Consider using a TensorFlow optimizer from `tf.train`.

第二次训练(先加载初始权重然后适合):

model.load_weights('/content/drive/My Drive/Colab Notebooks/Weights/KagTPOneStart')

model.fit(x,y_train,epochs=10,batch_size=20, validation_split=0.15)

model.save_weights('/content/drive/My Drive/Colab Notebooks/Weights/KagTPOneNormal')

结果:

Train on 35700 samples, validate on 6300 samples
Epoch 1/10
35700/35700 [==============================] - 4s 121us/step - loss: 14.4847 - acc: 0.1011 - val_loss: 14.5907 - val_acc: 0.0948
Epoch 2/10
35700/35700 [==============================] - 4s 122us/step - loss: 14.5018 - acc: 0.1003 - val_loss: 14.5907 - val_acc: 0.0948
Epoch 3/10
35700/35700 [==============================] - 4s 120us/step - loss: 14.5018 - acc: 0.1003 - val_loss: 14.5907 - val_acc: 0.0948
Epoch 4/10
35700/35700 [==============================] - 4s 121us/step - loss: 14.5018 - acc: 0.1003 - val_loss: 14.5907 - val_acc: 0.0948
Epoch 5/10
35700/35700 [==============================] - 4s 121us/step - loss: 14.5018 - acc: 0.1003 - val_loss: 14.5907 - val_acc: 0.0948
Epoch 6/10
35700/35700 [==============================] - 4s 121us/step - loss: 14.5018 - acc: 0.1003 - val_loss: 14.5907 - val_acc: 0.0948
Epoch 7/10
35700/35700 [==============================] - 4s 122us/step - loss: 14.5018 - acc: 0.1003 - val_loss: 14.5907 - val_acc: 0.0948
Epoch 8/10
35700/35700 [==============================] - 4s 121us/step - loss: 14.5018 - acc: 0.1003 - val_loss: 14.5907 - val_acc: 0.0948
Epoch 9/10
35700/35700 [==============================] - 4s 122us/step - loss: 14.5018 - acc: 0.1003 - val_loss: 14.5907 - val_acc: 0.0948
Epoch 10/10
35700/35700 [==============================] - 5s 130us/step - loss: 14.5018 - acc: 0.1003 - val_loss: 14.5907 - val_acc: 0.0948
WARNING:tensorflow:This model was compiled with a Keras optimizer (<tensorflow.python.keras.optimizers.Adam object at 0x7fb76ca35080>) but is being saved in TensorFlow format with `save_weights`. The model's weights will be saved, but unlike with TensorFlow optimizers in the TensorFlow format the optimizer's state will not be saved.
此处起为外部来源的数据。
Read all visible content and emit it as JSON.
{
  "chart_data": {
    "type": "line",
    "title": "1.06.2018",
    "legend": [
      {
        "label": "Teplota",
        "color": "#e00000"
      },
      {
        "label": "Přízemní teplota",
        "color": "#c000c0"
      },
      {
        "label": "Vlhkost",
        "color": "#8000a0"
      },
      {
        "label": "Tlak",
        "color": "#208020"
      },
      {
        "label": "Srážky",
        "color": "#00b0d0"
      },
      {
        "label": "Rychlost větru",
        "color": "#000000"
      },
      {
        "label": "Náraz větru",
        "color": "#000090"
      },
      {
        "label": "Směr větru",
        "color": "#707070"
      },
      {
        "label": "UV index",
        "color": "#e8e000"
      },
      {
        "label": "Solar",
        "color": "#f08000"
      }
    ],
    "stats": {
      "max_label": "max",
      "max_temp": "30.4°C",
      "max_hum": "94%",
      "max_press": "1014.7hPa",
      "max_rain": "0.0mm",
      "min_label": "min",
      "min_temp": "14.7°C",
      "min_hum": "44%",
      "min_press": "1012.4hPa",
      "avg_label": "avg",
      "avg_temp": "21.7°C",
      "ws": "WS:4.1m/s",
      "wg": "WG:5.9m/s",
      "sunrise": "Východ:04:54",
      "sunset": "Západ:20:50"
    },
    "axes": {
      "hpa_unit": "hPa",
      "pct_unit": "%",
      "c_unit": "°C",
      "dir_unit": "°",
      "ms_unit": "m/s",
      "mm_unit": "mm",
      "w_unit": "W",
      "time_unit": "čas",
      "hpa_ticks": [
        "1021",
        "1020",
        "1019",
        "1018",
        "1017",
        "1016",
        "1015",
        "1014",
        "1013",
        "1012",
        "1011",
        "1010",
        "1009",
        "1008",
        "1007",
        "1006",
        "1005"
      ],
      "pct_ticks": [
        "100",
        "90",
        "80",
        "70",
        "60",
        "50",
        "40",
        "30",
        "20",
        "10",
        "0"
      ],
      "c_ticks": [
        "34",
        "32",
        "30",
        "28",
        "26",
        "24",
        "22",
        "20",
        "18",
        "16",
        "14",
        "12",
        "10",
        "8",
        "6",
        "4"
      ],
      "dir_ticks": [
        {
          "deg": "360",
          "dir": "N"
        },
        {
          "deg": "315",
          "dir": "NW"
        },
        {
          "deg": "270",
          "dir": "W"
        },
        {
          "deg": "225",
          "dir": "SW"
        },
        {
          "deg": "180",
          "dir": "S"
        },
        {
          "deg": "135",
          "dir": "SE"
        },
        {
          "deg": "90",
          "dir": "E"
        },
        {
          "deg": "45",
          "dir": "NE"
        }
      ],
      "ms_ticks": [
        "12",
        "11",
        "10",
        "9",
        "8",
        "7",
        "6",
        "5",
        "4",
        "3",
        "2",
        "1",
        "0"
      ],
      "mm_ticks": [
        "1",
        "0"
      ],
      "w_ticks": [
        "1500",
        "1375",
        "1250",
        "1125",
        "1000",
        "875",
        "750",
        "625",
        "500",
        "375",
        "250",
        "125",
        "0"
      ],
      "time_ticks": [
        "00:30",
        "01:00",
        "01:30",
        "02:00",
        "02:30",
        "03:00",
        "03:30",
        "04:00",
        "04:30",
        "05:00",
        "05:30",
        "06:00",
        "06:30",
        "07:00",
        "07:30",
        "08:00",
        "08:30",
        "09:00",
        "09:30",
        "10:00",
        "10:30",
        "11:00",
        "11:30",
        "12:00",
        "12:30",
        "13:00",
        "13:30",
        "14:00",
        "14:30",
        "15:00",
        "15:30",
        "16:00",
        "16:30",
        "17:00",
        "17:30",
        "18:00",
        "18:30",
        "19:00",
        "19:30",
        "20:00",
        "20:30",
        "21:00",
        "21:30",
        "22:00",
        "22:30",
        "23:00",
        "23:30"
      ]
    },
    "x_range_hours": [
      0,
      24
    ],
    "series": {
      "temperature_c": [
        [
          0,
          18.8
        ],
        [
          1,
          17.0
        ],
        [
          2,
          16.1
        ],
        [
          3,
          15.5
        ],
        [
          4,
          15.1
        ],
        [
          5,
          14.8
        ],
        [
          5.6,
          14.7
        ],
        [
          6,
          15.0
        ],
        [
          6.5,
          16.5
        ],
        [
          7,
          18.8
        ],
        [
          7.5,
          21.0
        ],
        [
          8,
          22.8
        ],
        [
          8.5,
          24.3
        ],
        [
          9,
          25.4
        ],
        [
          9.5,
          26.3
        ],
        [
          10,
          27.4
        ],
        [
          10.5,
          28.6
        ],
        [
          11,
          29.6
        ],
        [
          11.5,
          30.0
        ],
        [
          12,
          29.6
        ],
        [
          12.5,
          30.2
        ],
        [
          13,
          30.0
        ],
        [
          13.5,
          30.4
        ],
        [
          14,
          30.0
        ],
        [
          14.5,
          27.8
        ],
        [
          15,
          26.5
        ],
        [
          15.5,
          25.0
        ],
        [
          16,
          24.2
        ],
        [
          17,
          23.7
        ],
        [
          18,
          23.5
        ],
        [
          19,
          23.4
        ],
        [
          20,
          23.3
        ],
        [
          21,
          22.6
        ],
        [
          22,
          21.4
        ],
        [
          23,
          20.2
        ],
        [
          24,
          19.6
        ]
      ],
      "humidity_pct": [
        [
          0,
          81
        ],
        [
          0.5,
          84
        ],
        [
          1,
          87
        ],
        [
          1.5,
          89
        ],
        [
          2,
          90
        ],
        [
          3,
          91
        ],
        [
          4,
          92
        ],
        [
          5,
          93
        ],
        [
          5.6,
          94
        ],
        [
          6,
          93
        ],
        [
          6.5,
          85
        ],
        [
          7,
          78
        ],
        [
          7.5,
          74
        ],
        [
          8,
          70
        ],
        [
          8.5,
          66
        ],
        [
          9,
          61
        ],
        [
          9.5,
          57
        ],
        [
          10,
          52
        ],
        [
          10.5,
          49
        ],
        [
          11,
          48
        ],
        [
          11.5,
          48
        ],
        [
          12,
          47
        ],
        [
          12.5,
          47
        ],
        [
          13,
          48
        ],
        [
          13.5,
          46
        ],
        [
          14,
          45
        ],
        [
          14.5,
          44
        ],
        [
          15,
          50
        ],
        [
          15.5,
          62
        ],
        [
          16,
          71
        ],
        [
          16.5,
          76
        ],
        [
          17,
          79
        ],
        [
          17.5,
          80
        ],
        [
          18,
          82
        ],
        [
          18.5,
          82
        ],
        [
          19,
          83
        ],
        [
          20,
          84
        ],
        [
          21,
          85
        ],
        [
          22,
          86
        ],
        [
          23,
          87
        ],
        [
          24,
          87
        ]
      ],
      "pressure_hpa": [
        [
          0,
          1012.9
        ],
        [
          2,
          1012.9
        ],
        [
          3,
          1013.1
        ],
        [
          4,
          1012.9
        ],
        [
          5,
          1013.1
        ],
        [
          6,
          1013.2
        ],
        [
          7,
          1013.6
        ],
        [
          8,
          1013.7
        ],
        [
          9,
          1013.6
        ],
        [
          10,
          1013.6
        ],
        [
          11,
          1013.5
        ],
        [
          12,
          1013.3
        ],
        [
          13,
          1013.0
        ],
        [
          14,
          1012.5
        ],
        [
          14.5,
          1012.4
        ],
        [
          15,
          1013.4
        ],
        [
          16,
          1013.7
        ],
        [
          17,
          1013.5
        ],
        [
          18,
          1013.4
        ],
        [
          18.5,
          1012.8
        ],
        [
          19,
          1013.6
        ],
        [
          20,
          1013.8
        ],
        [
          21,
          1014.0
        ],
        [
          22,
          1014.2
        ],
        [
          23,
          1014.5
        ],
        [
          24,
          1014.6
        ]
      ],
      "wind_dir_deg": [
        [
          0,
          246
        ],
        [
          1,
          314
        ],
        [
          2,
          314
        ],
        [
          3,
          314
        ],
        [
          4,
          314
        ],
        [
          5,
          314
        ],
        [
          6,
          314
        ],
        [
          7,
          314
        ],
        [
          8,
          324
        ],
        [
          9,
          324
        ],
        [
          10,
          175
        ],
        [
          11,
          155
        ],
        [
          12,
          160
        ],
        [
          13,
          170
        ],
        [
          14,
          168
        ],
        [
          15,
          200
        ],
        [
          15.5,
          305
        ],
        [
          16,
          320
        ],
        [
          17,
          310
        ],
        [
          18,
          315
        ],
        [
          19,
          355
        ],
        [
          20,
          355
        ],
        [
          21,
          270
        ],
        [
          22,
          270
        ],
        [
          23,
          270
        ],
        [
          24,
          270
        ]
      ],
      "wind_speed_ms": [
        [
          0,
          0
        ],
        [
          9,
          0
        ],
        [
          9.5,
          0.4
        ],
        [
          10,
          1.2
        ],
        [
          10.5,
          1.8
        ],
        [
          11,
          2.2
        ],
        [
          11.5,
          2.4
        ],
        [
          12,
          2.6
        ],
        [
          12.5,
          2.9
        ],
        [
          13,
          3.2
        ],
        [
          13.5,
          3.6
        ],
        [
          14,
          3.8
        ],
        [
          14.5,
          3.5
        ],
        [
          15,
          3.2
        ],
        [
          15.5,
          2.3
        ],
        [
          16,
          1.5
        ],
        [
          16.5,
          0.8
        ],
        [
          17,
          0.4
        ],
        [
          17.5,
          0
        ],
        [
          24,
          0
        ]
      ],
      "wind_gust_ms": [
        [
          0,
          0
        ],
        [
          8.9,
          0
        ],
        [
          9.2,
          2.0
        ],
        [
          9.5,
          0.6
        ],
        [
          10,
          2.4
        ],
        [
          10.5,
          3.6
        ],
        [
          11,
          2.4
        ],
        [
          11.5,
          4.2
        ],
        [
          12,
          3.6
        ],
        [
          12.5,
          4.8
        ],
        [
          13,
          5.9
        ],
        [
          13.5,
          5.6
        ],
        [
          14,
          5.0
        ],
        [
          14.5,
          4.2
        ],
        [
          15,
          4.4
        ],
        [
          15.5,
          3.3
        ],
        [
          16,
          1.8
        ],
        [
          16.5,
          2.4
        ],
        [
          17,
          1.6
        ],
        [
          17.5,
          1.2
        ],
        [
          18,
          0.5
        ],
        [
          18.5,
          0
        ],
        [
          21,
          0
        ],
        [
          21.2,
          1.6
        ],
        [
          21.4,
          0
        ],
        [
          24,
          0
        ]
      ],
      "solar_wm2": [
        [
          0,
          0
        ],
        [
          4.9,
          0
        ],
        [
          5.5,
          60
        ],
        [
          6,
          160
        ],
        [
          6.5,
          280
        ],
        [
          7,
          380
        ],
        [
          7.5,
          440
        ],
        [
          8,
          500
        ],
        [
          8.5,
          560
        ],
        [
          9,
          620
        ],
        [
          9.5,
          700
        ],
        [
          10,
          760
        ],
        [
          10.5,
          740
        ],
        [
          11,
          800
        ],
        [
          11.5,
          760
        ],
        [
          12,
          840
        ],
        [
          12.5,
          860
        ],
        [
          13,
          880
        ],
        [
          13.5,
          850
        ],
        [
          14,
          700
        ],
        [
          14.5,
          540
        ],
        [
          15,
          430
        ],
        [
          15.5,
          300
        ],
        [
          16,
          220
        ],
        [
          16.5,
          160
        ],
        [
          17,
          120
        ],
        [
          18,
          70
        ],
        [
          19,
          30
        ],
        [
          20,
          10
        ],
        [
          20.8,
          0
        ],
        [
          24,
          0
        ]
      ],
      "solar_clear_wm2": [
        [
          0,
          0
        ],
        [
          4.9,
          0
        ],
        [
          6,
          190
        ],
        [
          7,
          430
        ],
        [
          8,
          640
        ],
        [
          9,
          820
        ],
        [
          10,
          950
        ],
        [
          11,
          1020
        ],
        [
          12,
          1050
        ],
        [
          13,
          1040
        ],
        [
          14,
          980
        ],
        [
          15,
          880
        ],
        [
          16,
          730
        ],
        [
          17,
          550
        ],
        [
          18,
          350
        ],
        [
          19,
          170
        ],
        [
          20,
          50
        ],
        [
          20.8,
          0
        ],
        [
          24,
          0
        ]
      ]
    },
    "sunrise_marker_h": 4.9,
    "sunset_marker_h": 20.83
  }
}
Consider using a TensorFlow optimizer from `tf.train`.

在此先感谢您的帮助:)

PS:这是供参考的数据,但是我真的不认为这是问题所在。这是Google在kaggle上提供的类似MNIST的数据集。 (我相信这只是MNIST,但并非所有示例):

import pandas as pd 
df=pd.read_csv('/content/drive/My Drive/Colab Notebooks/IA/Kaggle TP1/train.csv')
data = df.values
data.shape        #(42000, 785)
y = data[:,0]
y_train =  np_utils.to_categorical(y, 10)
x = data[:,1:]

1 个答案:

答案 0 :(得分:1)

要重新启动fit()函数已使用的模型训练,必须重新编译它。

model.compile(optimizer='adam', loss = 'categorical_crossentropy', metrics = ['acc'])

其原因是为模型分配了优化器,该优化器已经处于某种状态。此状态指示训练进度,因此,如果不重新编译模型,训练将在此状态下继续。如果您的模型在第一次训练中确实被卡住,几乎可以肯定会继续被卡住(学习率太低等)。

Compile定义了损失函数,优化器和指标,与分配给各层的权重无关。